These are the complex narratives behind Thebe Phetogo paintings that won us over. But first it was obviously the nearly ever present vivid green in his paintings which demanded our attention. Thebe Phetogo’s work also required some thinking before being convinced – these are works that felt challenging. We first saw Thebe’s work when he took part in Guns and Rain Fresh Voices in 2020. There were a couple of works that were very tempting, a very neat quote of a Kerry James Marshall painting among them that in hindsight we should have pursued. His first solo Blackbody Composites at Kò a new gallery in Lagos, following a residency in the city that enabled us to get to know his practice more deeply. The Black Lives Matter debate raged in the US, and Blackbody composite (Conjoined Twins), which we acquired, felt very relevant. As we would later discover there was much more to the painting than we had first seen.

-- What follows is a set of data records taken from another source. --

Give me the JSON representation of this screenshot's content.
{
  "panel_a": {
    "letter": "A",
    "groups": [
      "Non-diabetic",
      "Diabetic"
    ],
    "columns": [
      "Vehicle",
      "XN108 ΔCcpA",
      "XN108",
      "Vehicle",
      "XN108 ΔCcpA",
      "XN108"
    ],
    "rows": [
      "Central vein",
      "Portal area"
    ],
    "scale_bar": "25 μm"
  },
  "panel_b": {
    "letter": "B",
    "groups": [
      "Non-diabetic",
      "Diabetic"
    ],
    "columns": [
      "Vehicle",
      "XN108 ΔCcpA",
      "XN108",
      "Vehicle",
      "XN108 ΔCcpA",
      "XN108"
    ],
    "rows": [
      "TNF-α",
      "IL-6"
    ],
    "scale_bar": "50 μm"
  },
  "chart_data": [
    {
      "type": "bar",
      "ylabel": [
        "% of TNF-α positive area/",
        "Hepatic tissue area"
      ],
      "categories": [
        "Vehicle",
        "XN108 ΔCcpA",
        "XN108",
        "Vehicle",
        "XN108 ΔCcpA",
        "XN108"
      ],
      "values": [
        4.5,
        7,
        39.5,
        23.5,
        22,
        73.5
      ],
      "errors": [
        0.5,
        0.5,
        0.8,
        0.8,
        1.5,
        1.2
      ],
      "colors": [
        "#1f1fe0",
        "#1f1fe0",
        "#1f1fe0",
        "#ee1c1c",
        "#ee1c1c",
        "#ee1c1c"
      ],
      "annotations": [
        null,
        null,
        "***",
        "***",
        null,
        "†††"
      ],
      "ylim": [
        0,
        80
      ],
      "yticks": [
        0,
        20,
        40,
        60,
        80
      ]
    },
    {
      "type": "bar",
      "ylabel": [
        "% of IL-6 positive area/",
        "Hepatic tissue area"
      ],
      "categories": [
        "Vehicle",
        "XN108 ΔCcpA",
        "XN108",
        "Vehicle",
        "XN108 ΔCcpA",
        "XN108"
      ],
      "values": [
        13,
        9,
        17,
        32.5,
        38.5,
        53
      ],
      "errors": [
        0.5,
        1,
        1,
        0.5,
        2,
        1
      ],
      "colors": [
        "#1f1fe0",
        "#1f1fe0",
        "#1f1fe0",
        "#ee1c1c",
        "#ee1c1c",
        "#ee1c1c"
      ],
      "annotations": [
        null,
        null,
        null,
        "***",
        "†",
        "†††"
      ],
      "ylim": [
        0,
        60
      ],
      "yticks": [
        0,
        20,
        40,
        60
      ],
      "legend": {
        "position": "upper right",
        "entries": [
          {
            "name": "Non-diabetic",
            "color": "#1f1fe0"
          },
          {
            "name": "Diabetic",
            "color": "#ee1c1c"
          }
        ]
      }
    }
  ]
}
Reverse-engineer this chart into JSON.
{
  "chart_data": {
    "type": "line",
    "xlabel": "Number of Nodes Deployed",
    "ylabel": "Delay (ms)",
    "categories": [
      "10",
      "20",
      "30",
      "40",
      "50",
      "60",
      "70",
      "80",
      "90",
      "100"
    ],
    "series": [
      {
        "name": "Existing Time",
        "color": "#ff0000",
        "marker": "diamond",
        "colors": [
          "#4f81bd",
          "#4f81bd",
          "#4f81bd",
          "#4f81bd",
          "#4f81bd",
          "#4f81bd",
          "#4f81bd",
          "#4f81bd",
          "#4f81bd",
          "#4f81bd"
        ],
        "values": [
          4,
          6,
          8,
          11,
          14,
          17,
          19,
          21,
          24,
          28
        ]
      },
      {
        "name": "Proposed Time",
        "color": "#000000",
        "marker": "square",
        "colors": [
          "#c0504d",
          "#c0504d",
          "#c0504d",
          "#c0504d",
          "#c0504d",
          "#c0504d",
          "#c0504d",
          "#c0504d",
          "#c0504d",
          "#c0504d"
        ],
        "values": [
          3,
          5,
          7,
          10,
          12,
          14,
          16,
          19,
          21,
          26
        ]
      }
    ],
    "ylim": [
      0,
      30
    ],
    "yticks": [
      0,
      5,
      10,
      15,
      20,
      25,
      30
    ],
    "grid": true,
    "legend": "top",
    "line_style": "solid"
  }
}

Phetogo’s practice ranges from figuration to landscape with many influences from video games to expressionist painting. Landscape elements are also important to his practice, referring more mythical places than actual ones. This was to us another innovative aspect in his paintings. After all, not many African contemporary artists are invested in working on landscapes (outside of photography). Thebe’s second solo show, with Guns and Rain this time, Ko Ga Lowe, offered us the opportunity to acquire Cave Rock Opera, an elegiac depiction of a mountain, not unlike Alexander von Humboldt’s maps.
A stroke of luck, or perhaps a sign of providence, Thebe soon started working with a young ultra-contemporary gallery in Washington DC, Von Ammon Co. and has held two successful solo show with them since, including most recently 8 Propositions for the Origin of a blackbody as well as a group show Focus Group 4. This is on the occasion of the latter that his practice surprised once more, with a delightfully weird… pink… painting, Prelude to the Uncanny Valley I.